E
se víssemos este filme como uma impossível comédia negra? Uma comédia confrangedora
onde todos representam o papel real que a sociedade, a família ou a casa lhes
concedem, mas na qual a representação é exagerada, sublinhada, retocada, silenciada, como
no supremo teatro clássico, grego shakespeariano, vicentino. Um exagero que
apenas transforma a realidade para que nós não a subestimemos. Para que nós a
compreendamos. Quantas vezes reprimimos o riso perante a atitude
caricata de um doente grave? Sorrimos mesmo frente à crueza de uma verdade
difícil. Claro, depois, evidentemente, sentimos o peso da culpa e do remorso. A função do teatro é essa. Assim é o cinema de Mike Leigh.
Em
«Verdades Difíceis» somos confrontados com a realidade da doença familiar
incorporada (novamente) pela actriz Marianne Jean-Baptiste (Pansy). Alguém que
terá sido espoliada da sua juventude e, por essa razão, culpa sistematicamente o
mundo inteiro, fazendo-o sofrer com a sua própria pena. Toda a vida de
Pansy é suportada pelo maior cansaço depressivo que deve carregar até à
exaustão física e psicológica.
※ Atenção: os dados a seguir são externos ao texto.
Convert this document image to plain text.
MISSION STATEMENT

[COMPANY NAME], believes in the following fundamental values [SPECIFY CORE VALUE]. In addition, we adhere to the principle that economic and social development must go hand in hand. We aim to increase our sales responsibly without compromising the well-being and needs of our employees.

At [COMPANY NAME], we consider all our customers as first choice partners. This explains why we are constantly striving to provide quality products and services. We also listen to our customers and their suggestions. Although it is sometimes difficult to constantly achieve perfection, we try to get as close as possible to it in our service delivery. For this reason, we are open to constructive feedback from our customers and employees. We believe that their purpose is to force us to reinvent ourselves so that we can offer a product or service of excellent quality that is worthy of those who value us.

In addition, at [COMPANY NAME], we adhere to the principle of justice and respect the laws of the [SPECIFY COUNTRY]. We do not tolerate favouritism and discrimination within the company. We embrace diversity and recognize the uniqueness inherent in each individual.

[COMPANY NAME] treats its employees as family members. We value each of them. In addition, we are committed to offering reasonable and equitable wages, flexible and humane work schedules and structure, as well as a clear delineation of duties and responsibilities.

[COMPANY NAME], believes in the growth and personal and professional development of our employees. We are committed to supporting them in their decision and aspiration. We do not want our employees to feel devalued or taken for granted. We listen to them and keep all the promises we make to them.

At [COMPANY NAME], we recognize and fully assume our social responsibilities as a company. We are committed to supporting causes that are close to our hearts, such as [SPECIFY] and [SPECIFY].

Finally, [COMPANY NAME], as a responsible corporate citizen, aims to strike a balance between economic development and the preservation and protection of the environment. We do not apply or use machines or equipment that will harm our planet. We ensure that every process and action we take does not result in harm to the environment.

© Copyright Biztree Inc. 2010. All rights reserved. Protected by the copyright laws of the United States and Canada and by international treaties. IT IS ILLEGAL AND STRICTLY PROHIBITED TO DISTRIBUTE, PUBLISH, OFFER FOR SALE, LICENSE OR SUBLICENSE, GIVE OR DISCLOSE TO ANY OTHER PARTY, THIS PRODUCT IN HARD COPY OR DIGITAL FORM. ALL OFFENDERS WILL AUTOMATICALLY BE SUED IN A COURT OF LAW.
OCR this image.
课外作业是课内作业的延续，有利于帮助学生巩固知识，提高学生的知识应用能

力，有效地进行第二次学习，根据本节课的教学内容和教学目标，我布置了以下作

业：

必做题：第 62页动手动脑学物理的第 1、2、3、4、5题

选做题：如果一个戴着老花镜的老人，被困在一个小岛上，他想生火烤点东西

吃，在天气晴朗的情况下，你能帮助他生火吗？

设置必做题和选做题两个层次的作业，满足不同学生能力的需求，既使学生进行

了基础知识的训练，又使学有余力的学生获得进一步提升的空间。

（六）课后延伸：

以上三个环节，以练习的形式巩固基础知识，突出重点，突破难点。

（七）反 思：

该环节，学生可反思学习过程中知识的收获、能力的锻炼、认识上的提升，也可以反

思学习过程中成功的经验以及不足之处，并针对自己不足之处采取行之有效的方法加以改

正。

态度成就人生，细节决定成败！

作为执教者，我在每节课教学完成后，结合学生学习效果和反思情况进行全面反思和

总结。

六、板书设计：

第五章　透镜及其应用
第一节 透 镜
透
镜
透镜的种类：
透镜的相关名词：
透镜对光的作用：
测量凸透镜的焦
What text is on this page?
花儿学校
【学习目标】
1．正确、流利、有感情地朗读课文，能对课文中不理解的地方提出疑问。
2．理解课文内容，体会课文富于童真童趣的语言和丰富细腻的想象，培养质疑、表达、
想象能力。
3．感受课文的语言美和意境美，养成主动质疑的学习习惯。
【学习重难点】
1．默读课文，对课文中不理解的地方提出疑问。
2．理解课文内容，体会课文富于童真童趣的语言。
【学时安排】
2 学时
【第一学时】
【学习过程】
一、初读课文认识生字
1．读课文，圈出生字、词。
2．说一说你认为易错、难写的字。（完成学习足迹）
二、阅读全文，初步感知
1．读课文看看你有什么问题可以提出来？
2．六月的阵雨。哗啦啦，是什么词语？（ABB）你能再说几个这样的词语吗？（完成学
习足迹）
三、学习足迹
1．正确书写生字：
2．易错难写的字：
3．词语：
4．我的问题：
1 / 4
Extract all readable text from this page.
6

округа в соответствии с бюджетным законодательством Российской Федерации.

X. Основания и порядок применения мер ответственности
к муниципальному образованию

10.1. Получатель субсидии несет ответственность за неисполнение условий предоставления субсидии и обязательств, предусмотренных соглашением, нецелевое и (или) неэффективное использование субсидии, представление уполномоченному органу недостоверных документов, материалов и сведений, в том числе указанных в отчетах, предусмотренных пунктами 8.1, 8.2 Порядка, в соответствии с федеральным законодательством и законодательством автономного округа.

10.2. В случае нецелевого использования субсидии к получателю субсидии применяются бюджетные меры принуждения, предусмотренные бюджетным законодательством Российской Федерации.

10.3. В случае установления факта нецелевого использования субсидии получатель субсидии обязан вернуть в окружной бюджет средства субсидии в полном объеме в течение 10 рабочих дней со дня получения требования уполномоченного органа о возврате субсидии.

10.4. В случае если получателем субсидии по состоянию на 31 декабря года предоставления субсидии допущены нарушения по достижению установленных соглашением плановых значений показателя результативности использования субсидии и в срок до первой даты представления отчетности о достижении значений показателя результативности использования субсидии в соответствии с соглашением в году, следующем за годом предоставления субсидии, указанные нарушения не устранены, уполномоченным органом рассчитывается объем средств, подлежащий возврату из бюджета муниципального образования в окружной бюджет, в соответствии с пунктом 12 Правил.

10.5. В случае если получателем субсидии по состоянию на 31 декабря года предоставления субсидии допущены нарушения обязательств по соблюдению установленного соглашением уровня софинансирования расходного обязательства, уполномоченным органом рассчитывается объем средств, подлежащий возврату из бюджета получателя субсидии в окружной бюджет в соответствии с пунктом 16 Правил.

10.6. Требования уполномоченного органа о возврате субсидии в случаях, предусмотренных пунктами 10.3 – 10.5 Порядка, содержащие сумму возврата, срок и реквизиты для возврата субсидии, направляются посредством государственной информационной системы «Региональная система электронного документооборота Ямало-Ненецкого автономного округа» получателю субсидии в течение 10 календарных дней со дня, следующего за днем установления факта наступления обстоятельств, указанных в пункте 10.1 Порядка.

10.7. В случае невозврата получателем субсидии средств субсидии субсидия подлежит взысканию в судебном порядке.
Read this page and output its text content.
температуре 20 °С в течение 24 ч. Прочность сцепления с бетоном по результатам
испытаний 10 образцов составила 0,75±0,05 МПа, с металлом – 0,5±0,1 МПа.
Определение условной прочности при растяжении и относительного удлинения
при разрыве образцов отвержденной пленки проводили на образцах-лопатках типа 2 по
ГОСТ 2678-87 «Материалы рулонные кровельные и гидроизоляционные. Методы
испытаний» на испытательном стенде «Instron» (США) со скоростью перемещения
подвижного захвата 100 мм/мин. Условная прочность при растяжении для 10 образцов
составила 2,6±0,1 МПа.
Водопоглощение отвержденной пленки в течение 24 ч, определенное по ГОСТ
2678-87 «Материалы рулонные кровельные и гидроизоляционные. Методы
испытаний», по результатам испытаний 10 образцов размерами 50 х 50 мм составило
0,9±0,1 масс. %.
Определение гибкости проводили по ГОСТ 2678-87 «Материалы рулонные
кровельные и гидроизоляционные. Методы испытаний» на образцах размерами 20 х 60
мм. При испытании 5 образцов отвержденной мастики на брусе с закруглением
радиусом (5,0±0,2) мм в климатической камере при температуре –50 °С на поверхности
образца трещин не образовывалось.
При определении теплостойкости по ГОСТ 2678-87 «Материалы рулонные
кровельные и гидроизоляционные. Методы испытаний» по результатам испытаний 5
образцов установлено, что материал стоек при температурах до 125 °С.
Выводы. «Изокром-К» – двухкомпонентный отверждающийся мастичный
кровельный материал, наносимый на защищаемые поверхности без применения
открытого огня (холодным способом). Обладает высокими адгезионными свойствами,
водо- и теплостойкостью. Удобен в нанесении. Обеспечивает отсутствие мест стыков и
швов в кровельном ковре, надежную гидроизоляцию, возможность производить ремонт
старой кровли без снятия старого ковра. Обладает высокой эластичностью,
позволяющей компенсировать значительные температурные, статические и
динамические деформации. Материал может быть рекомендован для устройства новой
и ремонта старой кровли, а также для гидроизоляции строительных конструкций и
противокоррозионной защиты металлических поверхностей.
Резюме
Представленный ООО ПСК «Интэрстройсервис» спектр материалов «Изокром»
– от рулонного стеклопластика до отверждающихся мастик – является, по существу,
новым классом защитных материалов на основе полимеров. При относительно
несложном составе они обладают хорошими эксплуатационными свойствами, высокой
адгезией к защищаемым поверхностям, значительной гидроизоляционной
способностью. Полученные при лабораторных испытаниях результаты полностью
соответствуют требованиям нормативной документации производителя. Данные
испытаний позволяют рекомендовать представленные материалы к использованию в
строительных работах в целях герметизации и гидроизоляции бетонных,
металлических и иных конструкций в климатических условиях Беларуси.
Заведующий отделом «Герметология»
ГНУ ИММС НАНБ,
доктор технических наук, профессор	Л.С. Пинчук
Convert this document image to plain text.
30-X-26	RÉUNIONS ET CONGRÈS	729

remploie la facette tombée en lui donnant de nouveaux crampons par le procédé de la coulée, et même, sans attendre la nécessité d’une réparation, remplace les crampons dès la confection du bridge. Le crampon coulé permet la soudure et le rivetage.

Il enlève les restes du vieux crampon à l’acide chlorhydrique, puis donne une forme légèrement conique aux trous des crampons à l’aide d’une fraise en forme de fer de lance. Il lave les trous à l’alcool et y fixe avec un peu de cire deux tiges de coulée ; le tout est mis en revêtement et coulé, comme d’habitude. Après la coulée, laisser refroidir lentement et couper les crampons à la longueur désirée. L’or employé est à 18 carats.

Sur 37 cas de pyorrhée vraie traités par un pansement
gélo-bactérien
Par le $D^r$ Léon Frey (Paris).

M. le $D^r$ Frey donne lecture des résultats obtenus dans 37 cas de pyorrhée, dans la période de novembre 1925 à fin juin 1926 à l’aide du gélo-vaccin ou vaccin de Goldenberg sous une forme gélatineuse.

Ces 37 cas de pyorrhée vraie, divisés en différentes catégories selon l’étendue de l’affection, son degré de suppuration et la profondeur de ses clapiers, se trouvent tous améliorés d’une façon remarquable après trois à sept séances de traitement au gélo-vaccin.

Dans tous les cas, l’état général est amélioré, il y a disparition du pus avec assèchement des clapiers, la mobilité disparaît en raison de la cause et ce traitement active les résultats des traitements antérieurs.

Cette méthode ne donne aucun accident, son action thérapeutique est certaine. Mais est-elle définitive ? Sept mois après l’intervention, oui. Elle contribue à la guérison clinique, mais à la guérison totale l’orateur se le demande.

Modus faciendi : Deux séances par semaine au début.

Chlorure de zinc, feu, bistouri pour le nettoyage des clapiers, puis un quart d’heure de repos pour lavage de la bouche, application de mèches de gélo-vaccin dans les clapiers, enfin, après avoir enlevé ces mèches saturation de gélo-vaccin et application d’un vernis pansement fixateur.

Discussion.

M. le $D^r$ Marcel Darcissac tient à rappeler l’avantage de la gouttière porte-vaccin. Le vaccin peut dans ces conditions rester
Neste filme, o contraste fulminante e
psiquiátrico é dado por Pansy em todo o lado: contra a sua casa, contra a alegria
da casa da irmã Chantelle (Michele Austin); na aceitação passiva e contrariada
do marido Curtley (David Webber) ou no do filho, ainda mais obsessivamente
passivo Moses (Tuwaine Barrett); no supermercado; na loja de sofás; no parque
de estacionamento… No cemitério, frente à campa da mãe.
Em «Verdades Difíceis», a palavra “cuspida” é tão essencial quanto a palavra por dizer, o olhar calado ou mesmo o espaço de tempo entre cada uma das frases. O cinema inglês é assim. Aprendi eu com «Breve Encontro» (David Lean, 1945), onde o silêncio é emocionado pelo concerto de Rachmaninov. Em «Verdades Difíceis» esta tarefa é dada pela música de Gary Yershon. Uma música que enegrece o ecrã após as verdadeiramente brutais cenas finais. O pavor de Pansy, a lágrima de Curtley.
jef,
julho 2025
«Verdades
Difíceis» (Hard Truths) de Mike Leigh. Com Marianne Jean-Baptiste, Michele
Austin, David Webber, Tuwaine Barrett, Ani Nelson, Sophia Brown, Jonathan
Livingstone, Jo Martin, Llewella Gideon, Yvette Boakye, Chinenye
Ezeudu, Diana Yekinni, Ashna Rabheru, Syrus Lowe, Samantha Spiro. Argumento: Mike
Leigh. Produção: Georgina
Lowe. Fotografia: Dick Pope. Música: Gary Yershon. Guarda-roupa: Jacqueline
Durran. Grâ-Bretanha / Espanha, 2024, Cores, 97 min.